Cumhuriyet ailesinin içinde olmanın ayrıcalığı
Kuşkusuz Yunus Nadi döneminde bizler yoktuk. Ancak Cumhuriyet gazetesinin yayımlanan ilk sayısında, birinci sayfadan yayımlanmış ilk köşe yazısı ile günümüzde çalışanlar için de geçerli olmak üzere, ödün verilmemesi gerekli ilkelerin altını çizmişti. İstanbul basını içinde, Mustafa Kemal'in Cumhuriyet değerlerinin savunulması sorumluluğunu gönüllü üstlenmiş olmasına karşın, altını bir bir çizdiği gazeteciliğin bağımsızlık ilkeleri birbirinden değerliydi.

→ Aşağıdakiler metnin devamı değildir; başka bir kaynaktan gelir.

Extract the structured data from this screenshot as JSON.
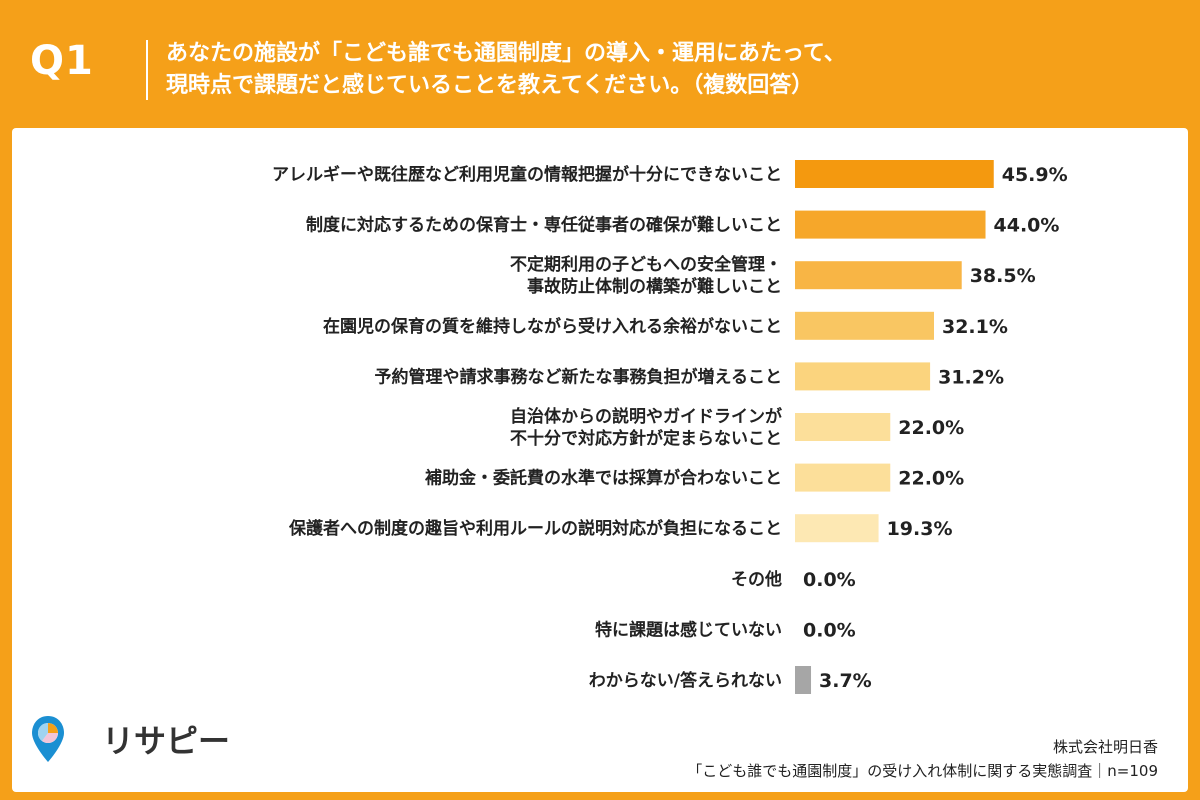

Cumhuriyet gazetesi, bağımsız gazetecilik ilkelerinden kopmamak üzere yayın yaşamına girerken, öncelikle siyasal iktidarlar, hükümetler karşısında bağımsız kalma sorumluluğunun olduğunun altını çiziyordu. Öncelikli koşulun gerçekleşebilmesinde de ekonomik bağımsızlığın korunabilmesi koşullarına dikkat çekerken, sadece siyasal iktidar erkinin karşısında değil, bankalar, para kaynaklarının tümü için geçerli bir zorunluluğun olduğunun vurgusu yapılıyordu.
Yunus Nadi'nin son tedavisi için gittiği yurtdışında ölmesi üzerine, eşi Nazime Nadi'ye gönderdiği, bütün çocuklarıyla, damatlar da içinde, birlikte okunmasını istediği vasiyet ise ikinci bir dönemeç taşının başlangıcı sayılabilir. Gazetenin yönetiminden oğulları Nadir Nadi ile Doğan Nadi sorumlu olacaklardı. Nazime Nadi, eşi adına gazetenin sürdürülebilirliği sorumluluğunu üzerine alacaktı.

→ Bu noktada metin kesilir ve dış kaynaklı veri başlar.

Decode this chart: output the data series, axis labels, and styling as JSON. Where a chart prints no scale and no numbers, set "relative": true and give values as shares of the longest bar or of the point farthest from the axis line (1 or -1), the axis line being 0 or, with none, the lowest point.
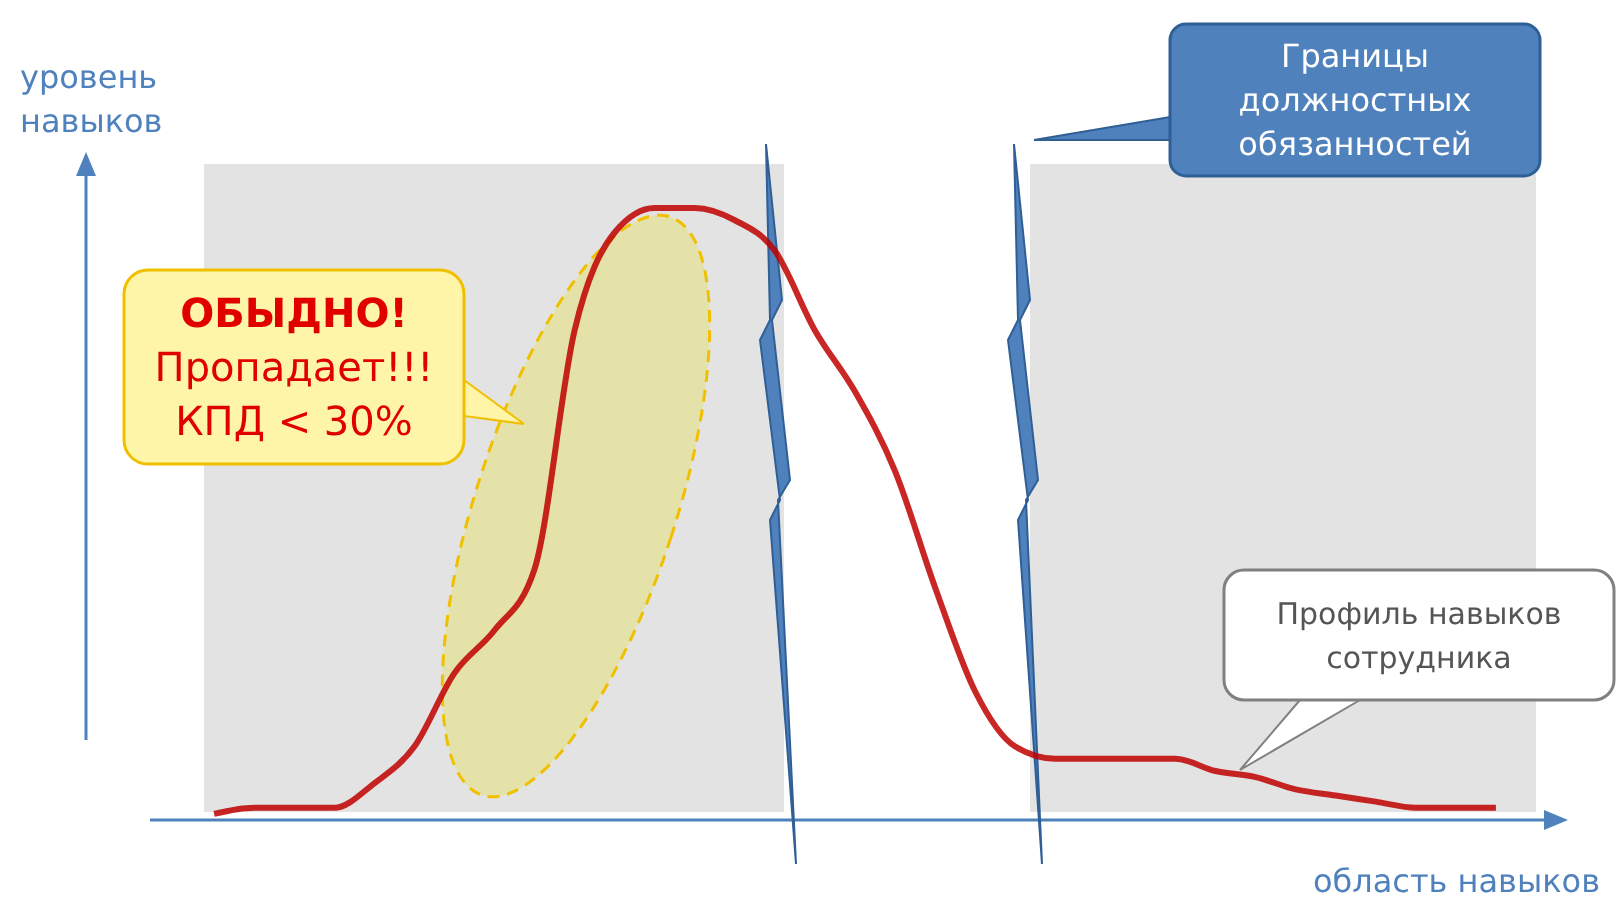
{
  "chart_data": {
    "type": "line",
    "relative": true,
    "xlabel": "область навыков",
    "ylabel": "уровень\nнавыков",
    "categories": [
      null,
      null,
      null,
      null,
      null,
      null,
      null,
      null,
      null,
      null,
      null,
      null,
      null,
      null,
      null,
      null,
      null,
      null,
      null,
      null,
      null,
      null,
      null,
      null,
      null,
      null,
      null,
      null,
      null,
      null,
      null,
      null,
      null
    ],
    "series": [
      {
        "color": "#c00000",
        "values": [
          0.01,
          0.02,
          0.02,
          0.02,
          0.06,
          0.12,
          0.24,
          0.31,
          0.41,
          0.8,
          0.96,
          1,
          1,
          0.98,
          0.93,
          0.8,
          0.7,
          0.57,
          0.38,
          0.21,
          0.12,
          0.1,
          0.1,
          0.1,
          0.1,
          0.08,
          0.07,
          0.05,
          0.04,
          0.03,
          0.02,
          0.02,
          0.02
        ]
      }
    ],
    "annotations": [
      "Границы\nдолжностных\nобязанностей",
      "ОБЫДНО!\nПропадает!!!\nКПД < 30%",
      "Профиль навыков\nсотрудника"
    ]
  }
}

Cumhuriyet gazetesi ailesine, 1966 yılının haziran ayında, o tarihlerde İLO'nun desteği ile kurulmuş iki yıllık Gazetecilik Enstitüsü mezunu ve henüz diplomamı almamış olarak katılmıştım. 1970'li yıllar içinde, damatlar operasyonunda Nadir Nadi'nin, işveren örgütlerinin ilan boykotu bağlantılı zarar etiği gerekçesi ile uzaklaştırılması operasyonu sonucunda bir yılı aşan bir kopuş yaşamıştık. 12 Mart damgalı siyasal içerikli bu operasyonun ardından, dünyada bir örneği yaşanmamış okurlar boykotu sayesinde bir yılı aşmış kopuştan sonra, yeni yazarların da katılımı ile toplu, güçlü geri dönüş yaşanmıştı.

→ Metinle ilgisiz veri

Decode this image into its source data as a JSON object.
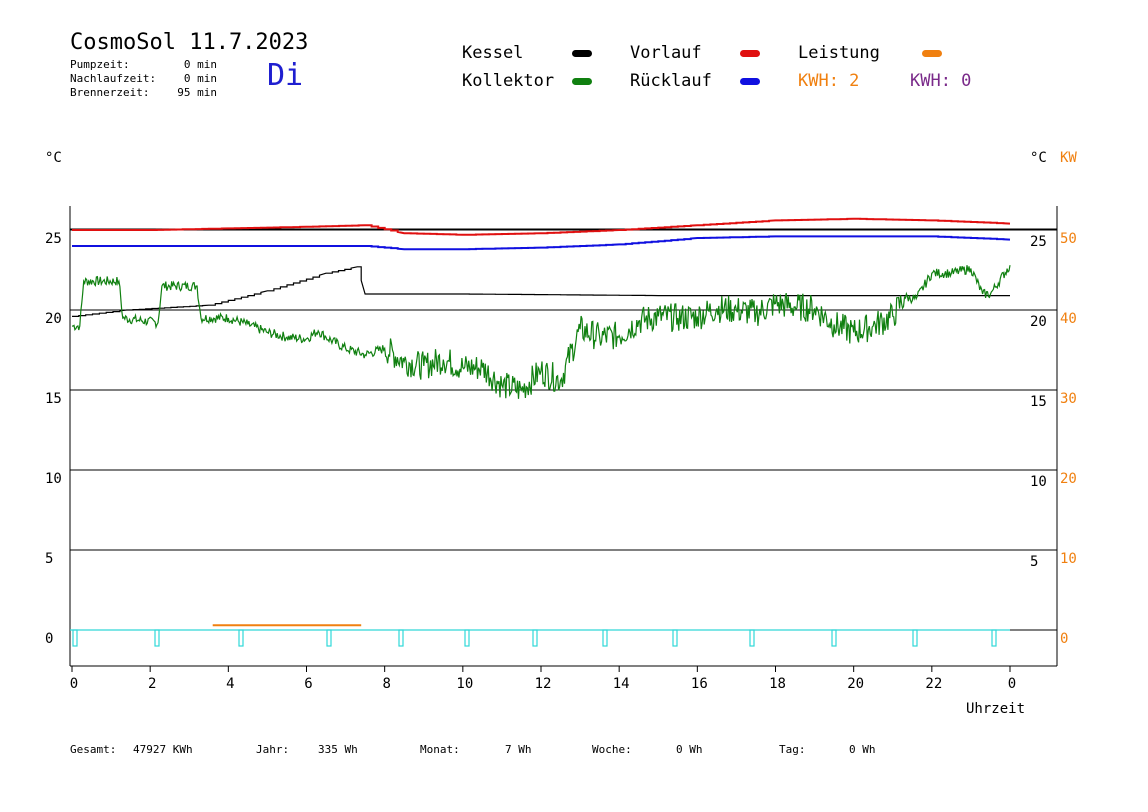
{
  "header": {
    "title": "CosmoSol 11.7.2023",
    "day": "Di",
    "stats": [
      {
        "label": "Pumpzeit:",
        "value": "0 min"
      },
      {
        "label": "Nachlaufzeit:",
        "value": "0 min"
      },
      {
        "label": "Brennerzeit:",
        "value": "95 min"
      }
    ]
  },
  "legend": {
    "kessel": {
      "label": "Kessel",
      "color": "#000000"
    },
    "vorlauf": {
      "label": "Vorlauf",
      "color": "#e01010"
    },
    "leistung": {
      "label": "Leistung",
      "color": "#f08010"
    },
    "kollektor": {
      "label": "Kollektor",
      "color": "#108010"
    },
    "ruecklauf": {
      "label": "Rücklauf",
      "color": "#1010e0"
    },
    "kwh_orange": "KWH: 2",
    "kwh_purple": "KWH: 0"
  },
  "axes": {
    "left_unit": "°C",
    "right_unit": "°C",
    "right_unit2": "KW",
    "x_label": "Uhrzeit"
  },
  "footer": [
    {
      "label": "Gesamt:",
      "value": "47927 KWh"
    },
    {
      "label": "Jahr:",
      "value": "335 Wh"
    },
    {
      "label": "Monat:",
      "value": "7 Wh"
    },
    {
      "label": "Woche:",
      "value": "0 Wh"
    },
    {
      "label": "Tag:",
      "value": "0 Wh"
    }
  ],
  "chart_data": {
    "type": "line",
    "x_ticks": [
      "0",
      "2",
      "4",
      "6",
      "8",
      "10",
      "12",
      "14",
      "16",
      "18",
      "20",
      "22",
      "0"
    ],
    "y_left_ticks": [
      "0",
      "5",
      "10",
      "15",
      "20",
      "25"
    ],
    "y_right_ticks": [
      "5",
      "10",
      "15",
      "20",
      "25"
    ],
    "y_right2_ticks": [
      "0",
      "10",
      "20",
      "30",
      "40",
      "50"
    ],
    "xlim": [
      0,
      24
    ],
    "ylim": [
      -2,
      27
    ],
    "grid": true,
    "series": [
      {
        "name": "Vorlauf",
        "color": "#e01010",
        "x": [
          0,
          2,
          4,
          6,
          7.5,
          8.5,
          10,
          12,
          14,
          16,
          18,
          20,
          22,
          24
        ],
        "values": [
          25,
          25,
          25.1,
          25.2,
          25.3,
          24.8,
          24.7,
          24.8,
          25.0,
          25.3,
          25.6,
          25.7,
          25.6,
          25.4
        ]
      },
      {
        "name": "Rücklauf",
        "color": "#1010e0",
        "x": [
          0,
          2,
          4,
          6,
          7.5,
          8.5,
          10,
          12,
          14,
          16,
          18,
          20,
          22,
          24
        ],
        "values": [
          24,
          24,
          24,
          24,
          24,
          23.8,
          23.8,
          23.9,
          24.1,
          24.5,
          24.6,
          24.6,
          24.6,
          24.4
        ]
      },
      {
        "name": "Kessel",
        "color": "#000000",
        "x": [
          0,
          1.4,
          3.5,
          5,
          6.5,
          7.3,
          7.5,
          10,
          15,
          20,
          24
        ],
        "values": [
          19.6,
          20,
          20.3,
          21.2,
          22.3,
          22.7,
          21,
          21,
          20.9,
          20.9,
          20.9
        ]
      },
      {
        "name": "Kollektor",
        "color": "#108010",
        "x": [
          0,
          0.2,
          0.3,
          1.2,
          1.3,
          2.2,
          2.3,
          3.2,
          3.3,
          4.0,
          4.5,
          5.0,
          5.5,
          6.0,
          6.3,
          6.5,
          7.0,
          7.5,
          8.0,
          8.5,
          9.0,
          9.5,
          10.0,
          10.5,
          11.0,
          11.5,
          12.0,
          12.5,
          13.0,
          13.5,
          14.0,
          14.5,
          15.0,
          15.5,
          16.0,
          16.5,
          17.0,
          17.5,
          18.0,
          18.5,
          19.0,
          19.5,
          20.0,
          20.5,
          21.0,
          21.3,
          21.6,
          22.0,
          22.5,
          23.0,
          23.3,
          23.5,
          24.0
        ],
        "values": [
          19,
          19,
          21.8,
          21.8,
          19.5,
          19.2,
          21.5,
          21.5,
          19.5,
          19.5,
          19.1,
          18.6,
          18.3,
          18.2,
          18.7,
          18.3,
          17.6,
          17.2,
          17.6,
          16.8,
          16.5,
          16.9,
          16.4,
          16.4,
          15.3,
          15.0,
          16.2,
          15.6,
          18.8,
          18.3,
          18.4,
          19.3,
          19.6,
          19.5,
          19.6,
          20.1,
          20.0,
          19.8,
          20.4,
          20.2,
          20.1,
          19.1,
          18.6,
          19.0,
          19.6,
          20.8,
          20.7,
          22.3,
          22.3,
          22.6,
          21.0,
          21.0,
          22.8
        ]
      },
      {
        "name": "Leistung",
        "color": "#f08010",
        "x": [
          3.6,
          7.4
        ],
        "values": [
          0.3,
          0.3
        ]
      }
    ]
  }
}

12 Eylül darbesinin ardından da Nadir Nadi'nin ölümü sonrasına kadar yaşanmış, 6 ayı aşan bir kopuş daha söz konusu olmuştu. Berin Nadi, Nadir Nadi'nin cenazesi başında topladığı yazarların önünde, iflas masasına kadar sürüklenmiş gazetenin geri alınması sorumluluğunda, Nadir Nadi ile çalışmış tüm yazar ve çalışanlara çağrı yapmıştı.